Harter Wahlkampf bei den Briten

Der Aufstieg des Nick Clegg

Großbritannien steckt in einem harten Wahlkampf, zwei Wochen vor der Unterhaus-Wahl sorgt der ungewöhnliche Aufstieg des Liberaldemokraten Nick Clegg für Schlagzeilen.

Der oft unterschätzte Chef der Liberaldemokraten ist in den Umfragen vom dritten auf den zweiten Platz knapp hinter Favorit David Cameron von den Konservativen gestiegen und lässt Labour Premier Gordon Brown noch älter aussehen.

Mittagsjournal, 20.4.2010

"Cleggmania" durch TV-Debatte

Eine Umfrage sieht Clegg mittlerweile sogar an erster Stelle. Die plötzliche Beliebtheit des 43jährigen Liberalen lässt sich unter anderem durch seinen starken Auftritt bei der ersten TV-Debatte der Spitzenkandidaten letzte Woche erklären. Im konservativen Lager und bei Labour wird hektisch an einer neuen Strategie gearbeitet, Clegg zu stoppen. Denn wenn die Umfragen am Wahltag recht behalten, steht Großbritannien vor der größten Veränderung seiner politischen Landschaft aller Zeiten.

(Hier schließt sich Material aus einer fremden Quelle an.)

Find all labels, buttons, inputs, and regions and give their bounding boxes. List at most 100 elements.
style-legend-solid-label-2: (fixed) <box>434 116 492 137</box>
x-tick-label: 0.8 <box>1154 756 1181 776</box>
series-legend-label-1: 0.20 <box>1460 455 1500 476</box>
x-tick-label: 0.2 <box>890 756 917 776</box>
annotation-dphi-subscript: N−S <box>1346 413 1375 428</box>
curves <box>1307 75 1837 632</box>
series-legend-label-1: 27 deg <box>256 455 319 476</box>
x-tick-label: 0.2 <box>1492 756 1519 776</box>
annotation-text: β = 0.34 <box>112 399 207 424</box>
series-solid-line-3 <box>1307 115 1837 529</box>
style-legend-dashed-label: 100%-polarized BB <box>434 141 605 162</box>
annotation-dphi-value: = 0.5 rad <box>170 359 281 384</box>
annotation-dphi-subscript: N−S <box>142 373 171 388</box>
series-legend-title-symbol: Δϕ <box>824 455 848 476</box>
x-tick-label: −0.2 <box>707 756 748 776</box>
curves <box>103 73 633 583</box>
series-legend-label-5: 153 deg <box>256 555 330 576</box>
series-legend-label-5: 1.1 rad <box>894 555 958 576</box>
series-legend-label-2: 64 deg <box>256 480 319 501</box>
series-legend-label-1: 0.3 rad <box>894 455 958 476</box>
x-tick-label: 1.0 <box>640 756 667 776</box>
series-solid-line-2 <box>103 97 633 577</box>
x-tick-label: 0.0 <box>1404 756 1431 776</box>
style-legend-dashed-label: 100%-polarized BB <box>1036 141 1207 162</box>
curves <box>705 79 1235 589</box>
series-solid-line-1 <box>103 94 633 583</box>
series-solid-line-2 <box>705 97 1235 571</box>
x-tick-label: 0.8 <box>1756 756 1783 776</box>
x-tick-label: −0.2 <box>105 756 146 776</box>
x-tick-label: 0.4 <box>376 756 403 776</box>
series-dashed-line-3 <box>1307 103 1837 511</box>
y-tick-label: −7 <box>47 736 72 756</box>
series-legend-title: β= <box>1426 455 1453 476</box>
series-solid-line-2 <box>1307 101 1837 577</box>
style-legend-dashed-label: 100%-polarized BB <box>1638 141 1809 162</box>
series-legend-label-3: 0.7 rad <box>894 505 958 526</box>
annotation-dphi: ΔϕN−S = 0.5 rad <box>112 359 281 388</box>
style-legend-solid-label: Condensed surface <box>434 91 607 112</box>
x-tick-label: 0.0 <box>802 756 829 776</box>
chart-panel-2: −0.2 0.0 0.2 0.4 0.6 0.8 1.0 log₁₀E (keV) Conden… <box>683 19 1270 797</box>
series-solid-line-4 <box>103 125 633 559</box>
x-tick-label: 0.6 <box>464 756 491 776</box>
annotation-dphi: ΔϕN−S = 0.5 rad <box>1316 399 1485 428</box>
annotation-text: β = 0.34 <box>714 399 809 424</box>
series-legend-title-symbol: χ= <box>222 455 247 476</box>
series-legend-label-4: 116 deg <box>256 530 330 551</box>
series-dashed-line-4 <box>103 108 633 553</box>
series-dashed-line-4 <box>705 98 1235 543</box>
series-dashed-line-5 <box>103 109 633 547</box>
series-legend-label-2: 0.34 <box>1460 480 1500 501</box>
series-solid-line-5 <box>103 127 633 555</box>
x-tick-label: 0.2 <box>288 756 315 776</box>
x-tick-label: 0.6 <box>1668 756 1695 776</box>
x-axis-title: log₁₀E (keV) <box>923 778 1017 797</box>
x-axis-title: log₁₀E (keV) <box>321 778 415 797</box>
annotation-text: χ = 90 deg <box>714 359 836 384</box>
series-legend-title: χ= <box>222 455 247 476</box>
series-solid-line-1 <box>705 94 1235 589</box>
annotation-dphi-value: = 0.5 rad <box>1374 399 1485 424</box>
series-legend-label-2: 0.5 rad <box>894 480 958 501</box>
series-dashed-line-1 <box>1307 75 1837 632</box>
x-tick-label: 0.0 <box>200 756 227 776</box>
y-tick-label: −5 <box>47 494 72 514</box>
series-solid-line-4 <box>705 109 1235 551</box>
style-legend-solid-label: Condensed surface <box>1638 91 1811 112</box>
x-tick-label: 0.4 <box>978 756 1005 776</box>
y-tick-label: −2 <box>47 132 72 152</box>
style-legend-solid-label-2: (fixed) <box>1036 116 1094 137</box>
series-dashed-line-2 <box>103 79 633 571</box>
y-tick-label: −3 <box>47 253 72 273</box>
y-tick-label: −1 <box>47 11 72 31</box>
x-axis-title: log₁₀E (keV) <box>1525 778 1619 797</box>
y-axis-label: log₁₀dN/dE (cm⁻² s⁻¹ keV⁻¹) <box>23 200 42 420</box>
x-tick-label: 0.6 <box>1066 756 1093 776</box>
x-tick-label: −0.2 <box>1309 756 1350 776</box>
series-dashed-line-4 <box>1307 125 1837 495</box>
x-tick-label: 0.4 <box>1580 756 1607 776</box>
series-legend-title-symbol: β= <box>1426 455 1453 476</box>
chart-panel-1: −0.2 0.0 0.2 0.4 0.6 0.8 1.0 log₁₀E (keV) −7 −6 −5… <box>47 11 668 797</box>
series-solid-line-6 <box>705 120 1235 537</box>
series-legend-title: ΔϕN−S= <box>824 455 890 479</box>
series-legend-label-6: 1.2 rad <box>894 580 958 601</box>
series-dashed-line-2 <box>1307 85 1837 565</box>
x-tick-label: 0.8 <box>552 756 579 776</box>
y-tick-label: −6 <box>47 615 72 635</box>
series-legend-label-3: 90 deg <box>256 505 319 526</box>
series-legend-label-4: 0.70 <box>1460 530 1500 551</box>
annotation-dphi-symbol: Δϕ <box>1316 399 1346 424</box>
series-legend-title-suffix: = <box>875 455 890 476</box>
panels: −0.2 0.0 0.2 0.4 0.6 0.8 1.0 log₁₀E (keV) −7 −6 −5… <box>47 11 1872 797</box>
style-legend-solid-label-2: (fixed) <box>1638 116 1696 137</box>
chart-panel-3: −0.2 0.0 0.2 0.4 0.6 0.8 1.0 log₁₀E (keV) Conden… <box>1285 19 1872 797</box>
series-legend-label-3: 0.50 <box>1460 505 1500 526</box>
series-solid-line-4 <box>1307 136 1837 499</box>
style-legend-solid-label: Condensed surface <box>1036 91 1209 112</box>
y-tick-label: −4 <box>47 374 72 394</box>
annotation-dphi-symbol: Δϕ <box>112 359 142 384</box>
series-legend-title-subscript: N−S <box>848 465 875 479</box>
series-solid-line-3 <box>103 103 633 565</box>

Nick Clegg ist nicht nur der Mann der TV-Debattenstunde, seit vergangener Woche halten die Liberaldemokraten ihre neu dazugewonnene Stärke in den Umfragen und es ist kein Ende der „Cleggmania“ – so nennen die Briten den Hype um den 43jährigen – absehbar. Der Liberale schwört seine Anhänger auf einen Wechsel im politischen System ein, immer mehr Menschen glaubten daran, dass die Liberaldemokraten etwas Neues beginnen könnten.

Konservative und Labour entwickeln Gegenstrategien

Die Konservativen und David Cameron sind sichtlich nervös, der Parteichef hatte in letzter Sekunde die geplante Wahlwerbung der Konservativen im Fernsehen gestrichen, sie war als Attacke gegen Labour gedacht, und einen neuen Spot in seinem Garten aufgenommen, Nick Clegg und die Liberaldemokraten erwähnt er zwar mit keinem Wort, warnt aber vor einem unklaren Wahlergebnis.

Auch im Labour Lager schießt man sich auf die Liberaldemokraten ein, ein Abgeordneter hat im Internet eine Liste von ehemaligen Häftlingen veröffentlicht und behauptet die Liberaldemokraten würden verurteilten Mördern und Pädophilen das Wahlrecht zurückgeben. Premierminister Gordon Brown gibt unterdessen zu, dass sein Auftritt bei der Fernsehdebatte besser hätte laufen können: „Ich versuche nicht der König der Präsentation zu sein, der Wahlkampf muss Stil haben aber das Regieren braucht Substanz. Das hier ist aber kein Talentwettbewerb, das weiß die Öffentlichkeit auch, es geht darum welche Politik das Land für die Zukunft braucht.“

Sogar Chancen auf Platz Eins

Insgesamt tut Labour so, als ob der Aufstieg des Nick Clegg kein großes Problem für die Partei ist, mit dieser Taktik liegt sie richtig, sagt Meinungsforscher Peter Kellner von YouGov, sein Institut sieht die Liberaldemokraten sogar an erster Stelle mit über 30%: „Die schlechte Nachricht ist, Labour ist seit letzter Woche in unseren Umfragen konstant an dritter Stelle, andererseits sind die politischen Aussichten ganz gut, die Liberaldemokraten schaden den Konservativen mehr, nach der Wahl wäre Labour zwar ohne Mehrheit aber die stärkste Partei und könnte zusammen mit den Liberaldemokraten eine Koalition bilden.“

Briten politikverdrossen

Politischer Analyst der Times Daniel Finkelstein erklärt die plötzliche Popularität eines Nick Clegg mit der Politikverdrossenheit der Briten nach dem Spesenskandal im vergangenen Jahr, der Liberaldemokrat sei jung, frisch und unverbraucht: „Die Leute wollen keinen Gordon Brown, es ist Zeit für einen Wechsel aber sie trauen den Konservativen nicht. Die Liberaldemokraten dürfen jetzt nicht triumphierend wirken, das wäre eine falsche Strategie, Nick Clegg hat in den Umfragen aufgeholt weil er sich nicht als traditioneller Politiker in der Debatte präsentiert hat und dabei muss er bleiben und versuchen diese Werte so gut es geht bis zur Wahl zu halten.“

Nick Clegg hat das ganze Land und seine eigene Partei überrascht, die Wahlurnen werden aber erst in zwei Wochen gefüllt. Die Liberaldemokraten werden noch viel Kondition brauchen, um die Führung in diesem Match zu halten.